UNO STUDIO SUGLI EFFETTI DELL’INQUINAMENTO DELLE CENTRALI A CARBONE.

30 Novembre 2023

da doctor33.it

Secondo uno studio pubblicato su Science, negli Stati Uniti più di 460.000 decessi avvenuti tra il 1999 e il 2020 sono attribuibili all’esposizione alle emissioni di inquinamento atmosferico delle centrali elettriche a carbone. Nel documento si legge anche che, se da un lato i risultati evidenziano l’aumento dei rischi di mortalità legati alla produzione di elettricità dal carbone, dall’altro sottolineano anche l’efficacia delle politiche di riduzione delle emissioni nel prevenire l’eccesso di morti.

«L’esposizione all’inquinamento atmosferico è associata a cattive condizioni di salute e a un aumento del rischio di morte e le unità di generazione di elettricità (EGU) a carbone, le centrali elettriche, contribuiscono in modo determinante alla scarsa qualità dell’aria. Sebbene le emissioni di inquinamento atmosferico da carbone relativamente alle EGU siano diminuite negli Stati Uniti, si prevede che l’uso globale del carbone per la produzione di elettricità aumenterà» spiega Lucas Henneman, della George Mason University Volgenau School of Engineering di Fairfax, e della Harvard University di Boston (USA), primo autore dello studio.

Come spiegano i ricercatori, studi recenti hanno suggerito che l’esposizione al particolato fine (PM2,5) contenente anidride solforosa (SO2) derivante dalle emissioni della combustione del carbone è più mortale del PM2,5 proveniente da altre fonti, e i politici che cercano di limitare l’impatto dell’uso del carbone giustificano le normative quantificando l’onere sanitario attribuibile all’esposizione a queste fonti.

Tuttavia, misurare l’entità dell’impatto dell’inquinamento atmosferico derivante dalle EGU a carbone sulla salute umana, così come il successo delle misure per mitigare tali impatti, è impegnativo. Gli sforzi sono stati ostacolati dalla disponibilità limitata di database sanitari su larga scala e di stime di esposizione specifiche per fonte.

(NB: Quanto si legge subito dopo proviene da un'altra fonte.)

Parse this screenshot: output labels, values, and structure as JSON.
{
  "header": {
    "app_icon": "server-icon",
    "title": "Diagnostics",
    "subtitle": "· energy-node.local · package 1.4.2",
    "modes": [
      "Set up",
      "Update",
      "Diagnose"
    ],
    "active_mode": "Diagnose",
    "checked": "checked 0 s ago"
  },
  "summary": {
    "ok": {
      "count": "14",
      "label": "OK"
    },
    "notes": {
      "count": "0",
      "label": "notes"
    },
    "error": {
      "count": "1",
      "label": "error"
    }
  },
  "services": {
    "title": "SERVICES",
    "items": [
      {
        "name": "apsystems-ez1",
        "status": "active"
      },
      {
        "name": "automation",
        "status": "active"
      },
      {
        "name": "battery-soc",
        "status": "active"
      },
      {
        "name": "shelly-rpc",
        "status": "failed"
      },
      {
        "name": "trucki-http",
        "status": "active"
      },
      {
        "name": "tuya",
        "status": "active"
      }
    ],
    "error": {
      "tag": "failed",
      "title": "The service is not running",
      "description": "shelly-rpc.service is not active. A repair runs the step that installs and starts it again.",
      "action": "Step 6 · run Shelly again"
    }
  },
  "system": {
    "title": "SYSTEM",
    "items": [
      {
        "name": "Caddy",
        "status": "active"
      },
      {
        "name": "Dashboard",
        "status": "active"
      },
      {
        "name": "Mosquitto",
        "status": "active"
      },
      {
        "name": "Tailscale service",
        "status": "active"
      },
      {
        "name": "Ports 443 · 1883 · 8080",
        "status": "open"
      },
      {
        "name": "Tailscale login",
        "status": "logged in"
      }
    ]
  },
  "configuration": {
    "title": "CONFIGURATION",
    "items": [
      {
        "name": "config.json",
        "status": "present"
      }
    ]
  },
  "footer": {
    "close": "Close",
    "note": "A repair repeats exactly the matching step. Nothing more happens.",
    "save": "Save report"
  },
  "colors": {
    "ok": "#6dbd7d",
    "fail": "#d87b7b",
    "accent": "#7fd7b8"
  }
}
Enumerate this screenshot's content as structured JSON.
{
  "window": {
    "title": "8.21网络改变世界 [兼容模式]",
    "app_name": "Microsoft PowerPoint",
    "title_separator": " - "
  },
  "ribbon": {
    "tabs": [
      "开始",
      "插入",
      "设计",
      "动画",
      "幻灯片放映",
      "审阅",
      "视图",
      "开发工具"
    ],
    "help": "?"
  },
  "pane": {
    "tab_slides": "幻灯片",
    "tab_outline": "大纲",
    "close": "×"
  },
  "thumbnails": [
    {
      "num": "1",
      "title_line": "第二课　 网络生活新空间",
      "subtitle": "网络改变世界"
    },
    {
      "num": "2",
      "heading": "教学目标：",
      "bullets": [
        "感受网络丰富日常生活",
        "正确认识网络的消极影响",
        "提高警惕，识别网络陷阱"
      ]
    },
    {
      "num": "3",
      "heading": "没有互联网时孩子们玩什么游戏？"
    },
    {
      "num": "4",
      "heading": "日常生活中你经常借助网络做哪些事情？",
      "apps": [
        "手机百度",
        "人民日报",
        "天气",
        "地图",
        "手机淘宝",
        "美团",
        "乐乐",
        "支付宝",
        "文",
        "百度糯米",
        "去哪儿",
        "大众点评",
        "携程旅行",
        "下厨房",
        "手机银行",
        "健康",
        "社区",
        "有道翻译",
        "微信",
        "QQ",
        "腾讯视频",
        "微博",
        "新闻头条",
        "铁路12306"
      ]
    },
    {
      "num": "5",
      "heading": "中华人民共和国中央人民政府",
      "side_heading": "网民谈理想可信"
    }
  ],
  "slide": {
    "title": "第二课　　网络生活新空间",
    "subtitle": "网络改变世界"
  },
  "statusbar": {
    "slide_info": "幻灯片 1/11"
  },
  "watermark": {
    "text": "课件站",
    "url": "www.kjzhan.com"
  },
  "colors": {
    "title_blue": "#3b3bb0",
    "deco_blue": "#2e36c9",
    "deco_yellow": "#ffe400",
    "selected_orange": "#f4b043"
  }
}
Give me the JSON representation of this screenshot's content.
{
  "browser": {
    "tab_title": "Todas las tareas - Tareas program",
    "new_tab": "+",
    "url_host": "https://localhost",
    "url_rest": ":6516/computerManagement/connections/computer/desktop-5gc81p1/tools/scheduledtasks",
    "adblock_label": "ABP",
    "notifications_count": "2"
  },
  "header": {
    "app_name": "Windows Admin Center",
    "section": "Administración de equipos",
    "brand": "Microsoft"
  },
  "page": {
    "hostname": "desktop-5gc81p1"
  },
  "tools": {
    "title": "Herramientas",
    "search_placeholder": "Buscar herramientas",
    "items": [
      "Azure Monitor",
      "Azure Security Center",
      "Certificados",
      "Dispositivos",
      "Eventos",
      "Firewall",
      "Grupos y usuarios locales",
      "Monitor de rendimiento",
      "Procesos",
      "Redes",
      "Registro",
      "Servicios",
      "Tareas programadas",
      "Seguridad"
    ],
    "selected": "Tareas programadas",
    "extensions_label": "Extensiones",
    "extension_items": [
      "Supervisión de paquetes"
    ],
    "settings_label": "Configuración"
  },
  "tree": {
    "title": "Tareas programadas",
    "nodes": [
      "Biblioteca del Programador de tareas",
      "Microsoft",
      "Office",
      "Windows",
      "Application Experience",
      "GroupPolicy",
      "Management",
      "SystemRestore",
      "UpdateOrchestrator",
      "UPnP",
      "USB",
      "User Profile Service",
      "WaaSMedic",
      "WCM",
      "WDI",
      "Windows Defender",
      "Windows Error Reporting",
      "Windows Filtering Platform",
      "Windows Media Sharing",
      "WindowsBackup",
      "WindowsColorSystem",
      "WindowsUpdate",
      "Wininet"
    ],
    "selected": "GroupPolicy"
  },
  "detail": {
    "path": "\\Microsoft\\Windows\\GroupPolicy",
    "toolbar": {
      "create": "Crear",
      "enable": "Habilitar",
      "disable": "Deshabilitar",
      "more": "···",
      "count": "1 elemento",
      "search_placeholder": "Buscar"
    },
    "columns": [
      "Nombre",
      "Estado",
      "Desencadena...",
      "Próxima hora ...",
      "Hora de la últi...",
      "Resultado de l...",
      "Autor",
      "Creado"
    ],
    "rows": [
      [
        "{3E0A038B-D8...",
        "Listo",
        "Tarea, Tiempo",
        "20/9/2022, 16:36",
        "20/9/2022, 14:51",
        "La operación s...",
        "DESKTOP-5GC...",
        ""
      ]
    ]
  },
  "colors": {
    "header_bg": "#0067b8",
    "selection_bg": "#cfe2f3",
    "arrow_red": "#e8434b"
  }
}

Per stimare meglio le morti attribuibili all’esposizione al PM2,5 emesso dalle centrali elettriche a carbone e come i relativi modelli di mortalità sono cambiati nel tempo, gli esperti hanno combinato un modello di trasporto atmosferico a complessità ridotta, utilizzato per stimare le emissioni di 480 EGU di carbone, con dati storici di decessi presi dal database Medicare. Ebbene, le analisi hanno mostrato che l’esposizione al PM2,5 derivato dal carbone era associata a un rischio di mortalità 2,1 volte maggiore rispetto all’esposizione al PM2,5 proveniente da tutte le altre fonti. Inoltre, il PM2,5 derivato dal carbone è stato responsabile di 460.000 decessi cumulativi tra le persone di età superiore ai 65 anni negli ultimi due decenni, rappresentando circa il 25% del totale dei decessi attribuibili al PM2,5.

Secondo i risultati, il carico di mortalità del carbone PM2,5 è stato sottostimato. Il documento mostra anche che il rapido declino delle emissioni di anidride solforosa (SO2) delle centrali elettriche a carbone negli ultimi 20 anni, ottenuto attraverso le normative sulla riduzione delle emissioni e la chiusura delle EGU a carbone, ha portato a una grande riduzione delle morti in eccesso. Gli autori hanno inoltre fornito uno strumento interattivo online che mostra come sono cambiati nel tempo i decessi attribuiti a ogni singola EGU a carbone degli Stati Uniti.

In un editoriale correlato, Robert Mendelsohn, della Yale School of the Environment di New Haven (USA), e Seung Min Kim, della Columbia University di New York, pensano che l’approccio dello studio dovrebbe essere adottato per valutare anche altre specifiche cause di morte relative a problemi ambientali.